Lors des auditions au tribunal, les prévenus ont largement appuyé leur rhétorique sur les risques sécuritaires catalysés par le changement climatique. Une infraction minime – voler un portrait – doit être comparée à une infraction majeure au droit des populations à vivre dignement, dans une planète qui ne soit pas une étuve. Emmanuel Macron est ainsi montré du doigt comme étant le responsable d’une incapacité à respecter ce qui fonde philosophiquement le droit constitutionnel, tant pour la droite que pour la gauche.
Pour les conservateurs, le droit est construit à partir de la théorie de Thomas Hobbes. L’État est un Léviathan, un monstre auquel on abdique son droit de nature[1] en faveur d’un souverain absolu qui garantira la paix civile grâce à la puissance de répression dont il dispose.

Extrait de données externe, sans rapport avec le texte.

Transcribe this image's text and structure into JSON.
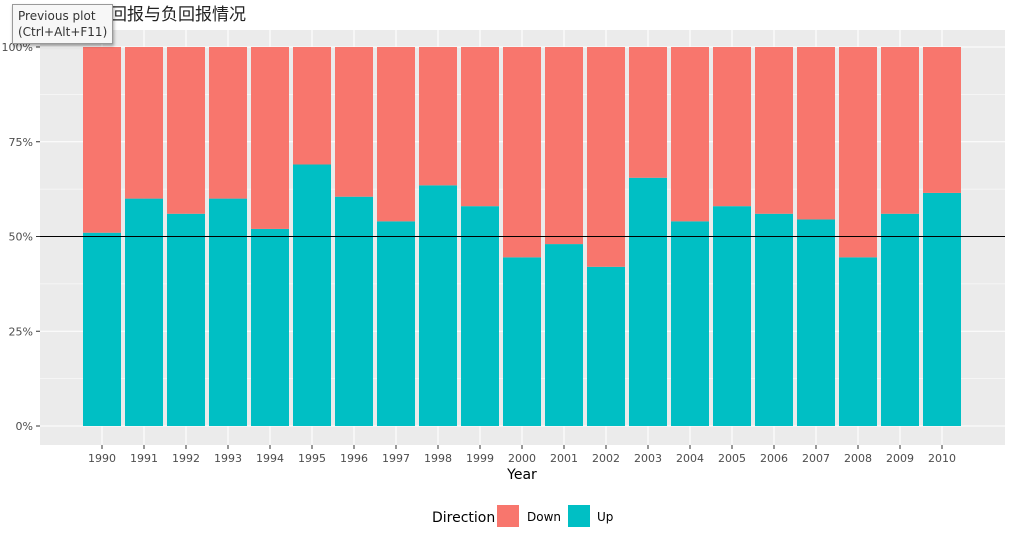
{
  "tooltip": {
    "line1": "Previous plot",
    "line2": "(Ctrl+Alt+F11)"
  },
  "chart_data": {
    "type": "bar",
    "stacked": true,
    "title": "各国的正回报与负回报情况",
    "xlabel": "Year",
    "ylabel": "",
    "ylim": [
      0,
      1
    ],
    "yticks": [
      "0%",
      "25%",
      "50%",
      "75%",
      "100%"
    ],
    "reference_line": 0.5,
    "grid": true,
    "legend_position": "bottom",
    "legend_title": "Direction",
    "categories": [
      "1990",
      "1991",
      "1992",
      "1993",
      "1994",
      "1995",
      "1996",
      "1997",
      "1998",
      "1999",
      "2000",
      "2001",
      "2002",
      "2003",
      "2004",
      "2005",
      "2006",
      "2007",
      "2008",
      "2009",
      "2010"
    ],
    "series": [
      {
        "name": "Down",
        "color": "#F8766D",
        "values": [
          0.49,
          0.4,
          0.44,
          0.4,
          0.48,
          0.31,
          0.395,
          0.46,
          0.365,
          0.42,
          0.555,
          0.52,
          0.58,
          0.345,
          0.46,
          0.42,
          0.44,
          0.455,
          0.555,
          0.44,
          0.385
        ]
      },
      {
        "name": "Up",
        "color": "#00BFC4",
        "values": [
          0.51,
          0.6,
          0.56,
          0.6,
          0.52,
          0.69,
          0.605,
          0.54,
          0.635,
          0.58,
          0.445,
          0.48,
          0.42,
          0.655,
          0.54,
          0.58,
          0.56,
          0.545,
          0.445,
          0.56,
          0.615
        ]
      }
    ]
  }
}
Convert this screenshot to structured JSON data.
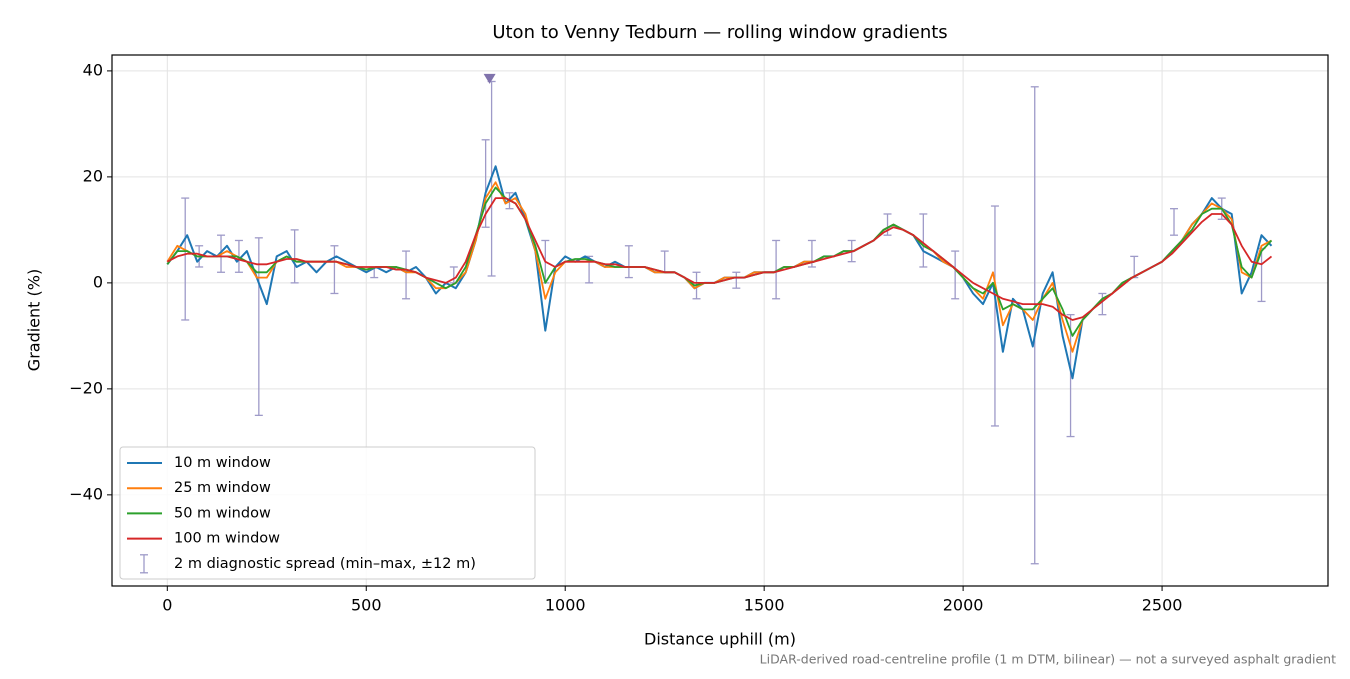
{
  "chart_data": {
    "type": "line",
    "title": "Uton to Venny Tedburn — rolling window gradients",
    "xlabel": "Distance uphill (m)",
    "ylabel": "Gradient (%)",
    "note": "LiDAR-derived road-centreline profile (1 m DTM, bilinear) — not a surveyed asphalt gradient",
    "x": [
      0,
      25,
      50,
      75,
      100,
      125,
      150,
      175,
      200,
      225,
      250,
      275,
      300,
      325,
      350,
      375,
      400,
      425,
      450,
      475,
      500,
      525,
      550,
      575,
      600,
      625,
      650,
      675,
      700,
      725,
      750,
      775,
      800,
      825,
      850,
      875,
      900,
      925,
      950,
      975,
      1000,
      1025,
      1050,
      1075,
      1100,
      1125,
      1150,
      1175,
      1200,
      1225,
      1250,
      1275,
      1300,
      1325,
      1350,
      1375,
      1400,
      1425,
      1450,
      1475,
      1500,
      1525,
      1550,
      1575,
      1600,
      1625,
      1650,
      1675,
      1700,
      1725,
      1750,
      1775,
      1800,
      1825,
      1850,
      1875,
      1900,
      1925,
      1950,
      1975,
      2000,
      2025,
      2050,
      2075,
      2100,
      2125,
      2150,
      2175,
      2200,
      2225,
      2250,
      2275,
      2300,
      2325,
      2350,
      2375,
      2400,
      2425,
      2450,
      2475,
      2500,
      2525,
      2550,
      2575,
      2600,
      2625,
      2650,
      2675,
      2700,
      2725,
      2750,
      2775
    ],
    "series": [
      {
        "name": "10 m window",
        "color": "#1f77b4",
        "values": [
          3.5,
          6,
          9,
          4,
          6,
          5,
          7,
          4,
          6,
          1,
          -4,
          5,
          6,
          3,
          4,
          2,
          4,
          5,
          4,
          3,
          2,
          3,
          2,
          3,
          2,
          3,
          1,
          -2,
          0,
          -1,
          2,
          8,
          17,
          22,
          15,
          17,
          12,
          6,
          -9,
          3,
          5,
          4,
          5,
          4,
          3,
          4,
          3,
          3,
          3,
          2,
          2,
          2,
          1,
          -1,
          0,
          0,
          1,
          1,
          1,
          2,
          2,
          2,
          3,
          3,
          4,
          4,
          5,
          5,
          6,
          6,
          7,
          8,
          10,
          11,
          10,
          9,
          6,
          5,
          4,
          3,
          1,
          -2,
          -4,
          0,
          -13,
          -3,
          -5,
          -12,
          -2,
          2,
          -10,
          -18,
          -7,
          -5,
          -3,
          -2,
          0,
          1,
          2,
          3,
          4,
          6,
          8,
          11,
          13,
          16,
          14,
          13,
          -2,
          2,
          9,
          7
        ]
      },
      {
        "name": "25 m window",
        "color": "#ff7f0e",
        "values": [
          4,
          7,
          6,
          5,
          5,
          5,
          6,
          5,
          4,
          1,
          1,
          4,
          5,
          4,
          4,
          4,
          4,
          4,
          3,
          3,
          2.5,
          3,
          3,
          3,
          2,
          2,
          1,
          -1,
          -1,
          0,
          2,
          8,
          16,
          19,
          15,
          16,
          13,
          6,
          -3,
          2,
          4,
          4,
          4,
          4,
          3,
          3,
          3,
          3,
          3,
          2,
          2,
          2,
          1,
          -1,
          0,
          0,
          1,
          1,
          1,
          2,
          2,
          2,
          3,
          3,
          4,
          4,
          5,
          5,
          6,
          6,
          7,
          8,
          10,
          11,
          10,
          9,
          7,
          6,
          4,
          3,
          1,
          -1,
          -3,
          2,
          -8,
          -4,
          -5,
          -7,
          -3,
          0,
          -7,
          -13,
          -7,
          -5,
          -3,
          -2,
          0,
          1,
          2,
          3,
          4,
          6,
          8,
          11,
          13,
          15,
          14,
          12,
          2,
          1,
          7,
          8
        ]
      },
      {
        "name": "50 m window",
        "color": "#2ca02c",
        "values": [
          3.5,
          6,
          6,
          5,
          5,
          5,
          5,
          5,
          4,
          2,
          2,
          4,
          5,
          4,
          4,
          4,
          4,
          4,
          3.5,
          3,
          2.5,
          3,
          3,
          3,
          2.5,
          2,
          1,
          0,
          -1,
          0,
          3,
          9,
          15,
          18,
          16,
          15,
          12,
          7,
          0,
          3,
          4,
          4.5,
          4.5,
          4,
          3.5,
          3,
          3,
          3,
          3,
          2.5,
          2,
          2,
          1,
          -0.5,
          0,
          0,
          0.5,
          1,
          1,
          1.5,
          2,
          2,
          3,
          3,
          3.5,
          4,
          5,
          5,
          6,
          6,
          7,
          8,
          10,
          11,
          10,
          9,
          7,
          6,
          4.5,
          3,
          1,
          -1,
          -2,
          0,
          -5,
          -4,
          -5,
          -5,
          -3,
          -1,
          -5,
          -10,
          -7,
          -5,
          -3,
          -2,
          0,
          1,
          2,
          3,
          4,
          6,
          8,
          10,
          13,
          14,
          14,
          11,
          3,
          1,
          6,
          8
        ]
      },
      {
        "name": "100 m window",
        "color": "#d62728",
        "values": [
          4,
          5,
          5.5,
          5.5,
          5,
          5,
          5,
          4.5,
          4,
          3.5,
          3.5,
          4,
          4.5,
          4.5,
          4,
          4,
          4,
          4,
          3.5,
          3,
          3,
          3,
          3,
          2.5,
          2.5,
          2,
          1,
          0.5,
          0,
          1,
          4,
          9,
          13,
          16,
          16,
          15,
          12,
          8,
          4,
          3,
          4,
          4,
          4,
          4,
          3.5,
          3.5,
          3,
          3,
          3,
          2.5,
          2,
          2,
          1,
          0,
          0,
          0,
          0.5,
          1,
          1,
          1.5,
          2,
          2,
          2.5,
          3,
          3.5,
          4,
          4.5,
          5,
          5.5,
          6,
          7,
          8,
          9.5,
          10.5,
          10,
          9,
          7.5,
          6,
          4.5,
          3,
          1.5,
          0,
          -1,
          -2,
          -3,
          -3.5,
          -4,
          -4,
          -4,
          -4.5,
          -6,
          -7,
          -6.5,
          -5,
          -3.5,
          -2,
          -0.5,
          1,
          2,
          3,
          4,
          5.5,
          7.5,
          9.5,
          11.5,
          13,
          13,
          11,
          7,
          4,
          3.5,
          5
        ]
      }
    ],
    "errorbars": {
      "name": "2 m diagnostic spread (min–max, ±12 m)",
      "color": "#9e9ac8",
      "x": [
        45,
        80,
        135,
        180,
        230,
        320,
        420,
        520,
        600,
        720,
        800,
        815,
        860,
        950,
        1060,
        1160,
        1250,
        1330,
        1430,
        1530,
        1620,
        1720,
        1810,
        1900,
        1980,
        2080,
        2180,
        2270,
        2350,
        2430,
        2530,
        2650,
        2750
      ],
      "low": [
        -7,
        3,
        2,
        2,
        -25,
        0,
        -2,
        1,
        -3,
        0,
        10.5,
        1.3,
        14,
        0,
        0,
        1,
        2,
        -3,
        -1,
        -3,
        3,
        4,
        9,
        3,
        -3,
        -27,
        -53,
        -29,
        -6,
        1,
        9,
        12,
        -3.5
      ],
      "high": [
        16,
        7,
        9,
        8,
        8.5,
        10,
        7,
        3,
        6,
        3,
        27,
        38,
        17,
        8,
        5,
        7,
        6,
        2,
        2,
        8,
        8,
        8,
        13,
        13,
        6,
        14.5,
        37,
        -6,
        -2,
        5,
        14,
        16,
        6.5
      ]
    },
    "peak_marker": {
      "x": 810,
      "y": 38.5,
      "color": "#8073ac"
    },
    "xlim": [
      -139,
      2917
    ],
    "ylim": [
      -57.2,
      43.0
    ],
    "xticks": [
      0,
      500,
      1000,
      1500,
      2000,
      2500
    ],
    "yticks": [
      {
        "value": -40,
        "label": "−40"
      },
      {
        "value": -20,
        "label": "−20"
      },
      0,
      20,
      40
    ],
    "grid": true,
    "legend": "lower left"
  }
}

Pour les progressistes, c’est plutôt Rousseau qui formule les principes généraux du droit. Pour qu’une société soit société, chacun renonce à sa liberté naturelle pour gagner une liberté civile : c’est le contrat social. La souveraineté populaire, à travers la démocratie, est la garante de la liberté et de l’égalité des individus et les volontés particulières se plient à la volonté générale. La République française est un mixte entre plusieurs doctrines, mais cette tension entre conception hobbesienne et rousseauiste de l’individu et du droit est encore bien vivante.
Le changement climatique, c’est à la fois une menace physique sur les personnes et sur les biens, et aussi une menace pour la souveraineté nationale. Des hommes confrontés à des évènements climatiques et des conflits à répétition perdent la liberté de jouir des droits qui leurs sont garantis par le contrat social. Ils ne sont donc plus égaux, puisque l’égalité est une construction juridique. Dans les deux cas, qu’on soit de gauche comme de droite, il est évident que par son inaction climatique, Macron n’est ni un garant de l’ordre et de la propriété, ni de la souveraineté populaire.

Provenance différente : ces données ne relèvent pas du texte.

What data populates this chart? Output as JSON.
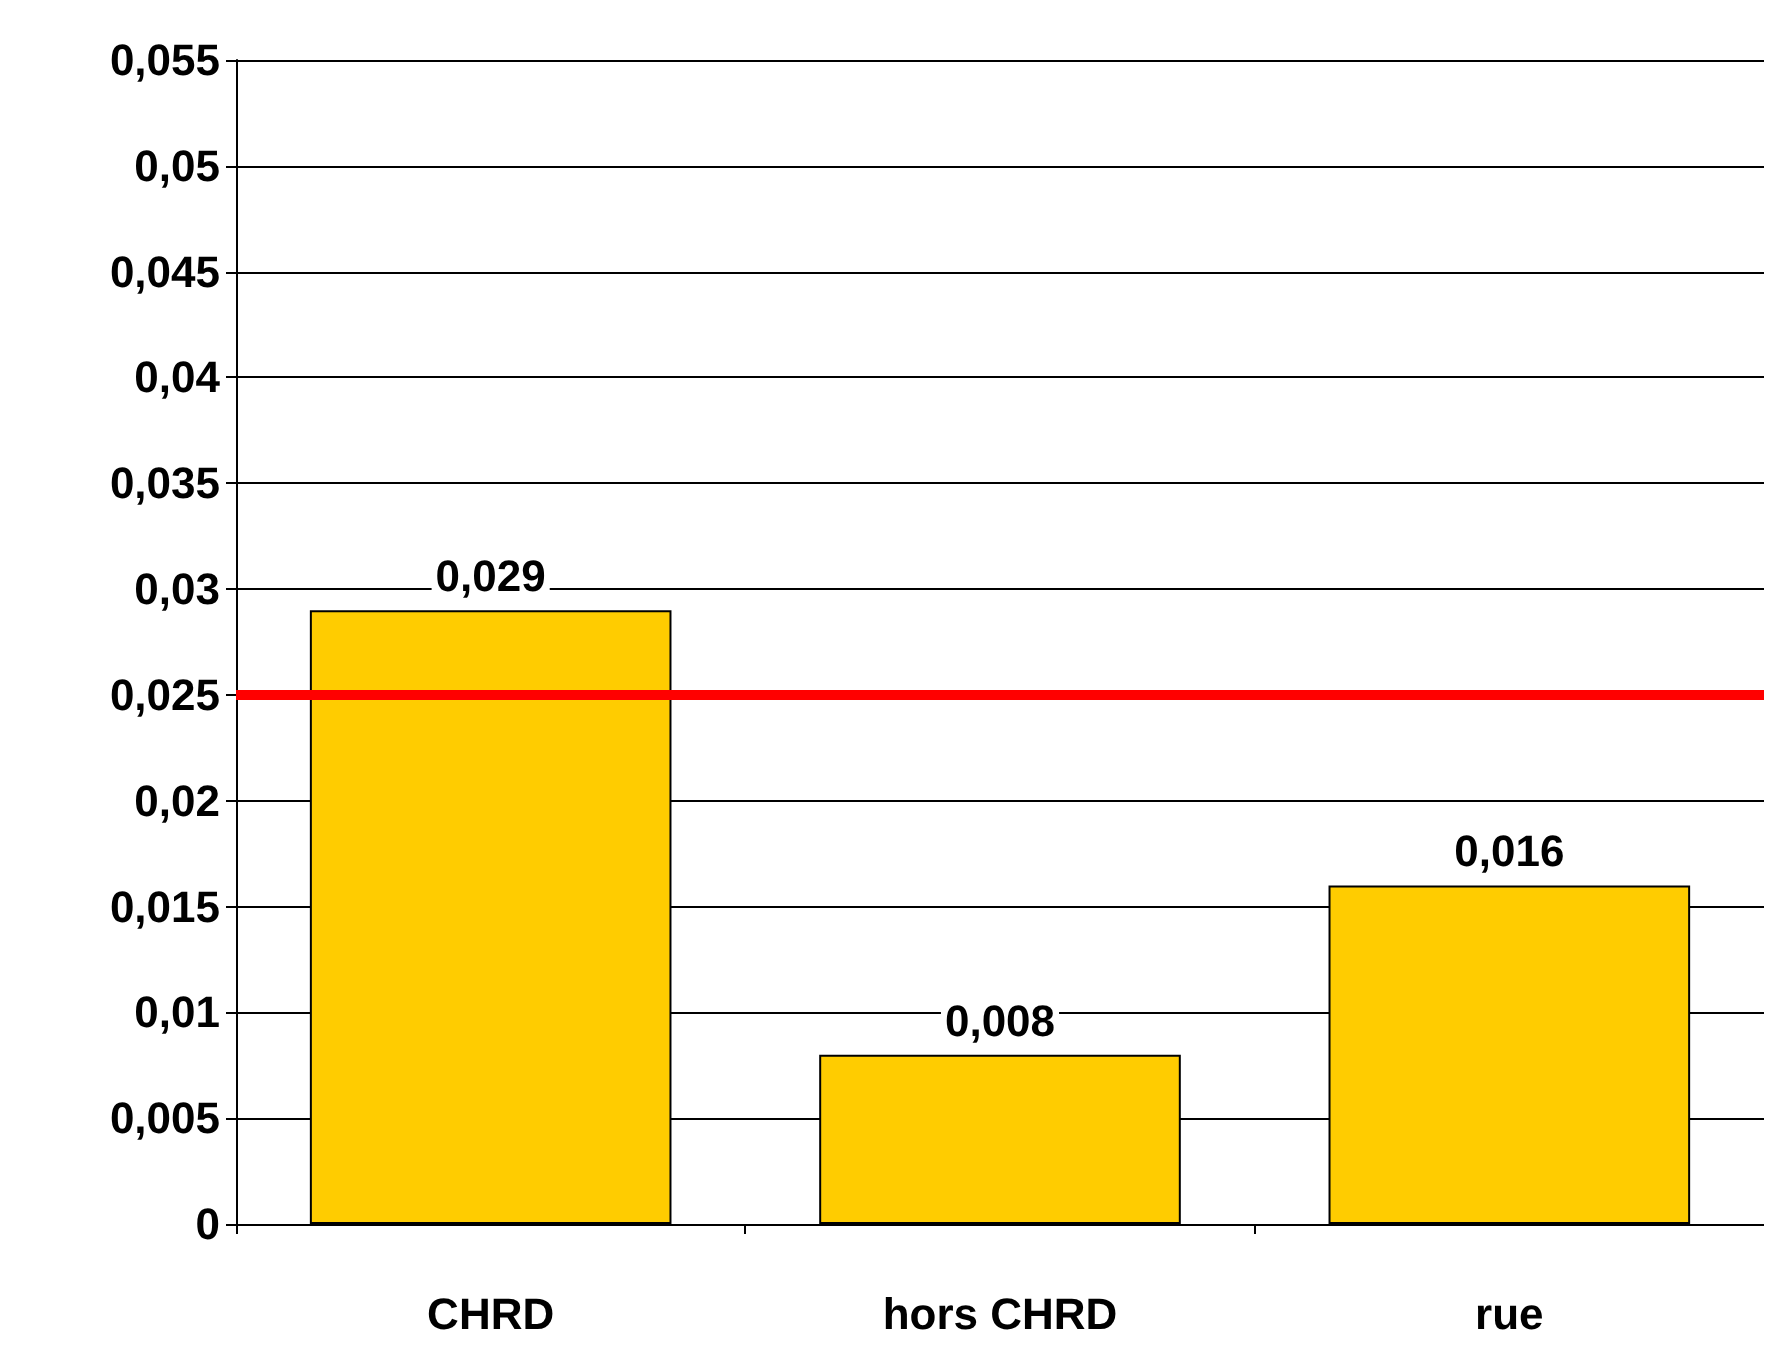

Que ce soit Hobbes ou Rousseau, ces deux philosophies du droit sont modernes au sens où elles sont empiristes et rationalistes : seul un raisonnement rigoureux, déductif peut amener à une « théorie scientifique » des lois morales et de l’organisation politique (par opposition au relativisme des croyances religieuses). Dès lors, ne pas intégrer viscéralement les conclusions du GIEC dans ses politiques publiques, c’est aussi un retour au relativisme. C’est une autre facette du néolibéralisme : la liberté absolue du marché, non régulée par une puissance publique rationnelle, est un retour à un stade beaucoup plus primitif de civilisation : un retour à l’avant-Révolution française.
Il y a donc fondamentalement toutes les raisons d’attaquer symboliquement Macron. Le camp de l’écologie est en cela le seul à pouvoir déployer une critique radicale et transversale, pas seulement « de gauche », de son inaction. Mais pour que le procès des décrocheurs de portrait soit une occasion de déployer une telle sémantique, il faut bien marquer la différence entre le fait de s’attaquer au gouvernement et celui de s’attaquer aux institutions.
Lorsqu’on a la chance de disposer d’un État solide dont la Constitution définit théoriquement le caractère social et démocratique, il faut le défendre, surtout si l’on veut un jour se donner les moyens d’opérer une transition écologique rapide. Ce n’est d’ailleurs pas un hasard si le bloc libéral-macroniste cherche à démanteler la puissance publique sous toutes ses formes.
La grande majorité des français est attachée aux institutions républicaines, a fortiori dans la « France périphérique ». Ces institutions sont largement perçues comme protectrices, garantes de stabilité. La stabilité est une demande populaire d’autant plus forte que nous traversons une période de crise sociale dont la mondialisation néolibérale est la cause principale. Avec le changement climatique, la demande de protection sera encore plus forte. Entrainer les classes populaires dans le camp de l’écologie sociale, c’est donc aussi marquer son attachement aux institutions. Il faut apparaitre comme sérieux et digne de confiance : personne ne fait confiance aux aventuristes qui veulent tout envoyer balader.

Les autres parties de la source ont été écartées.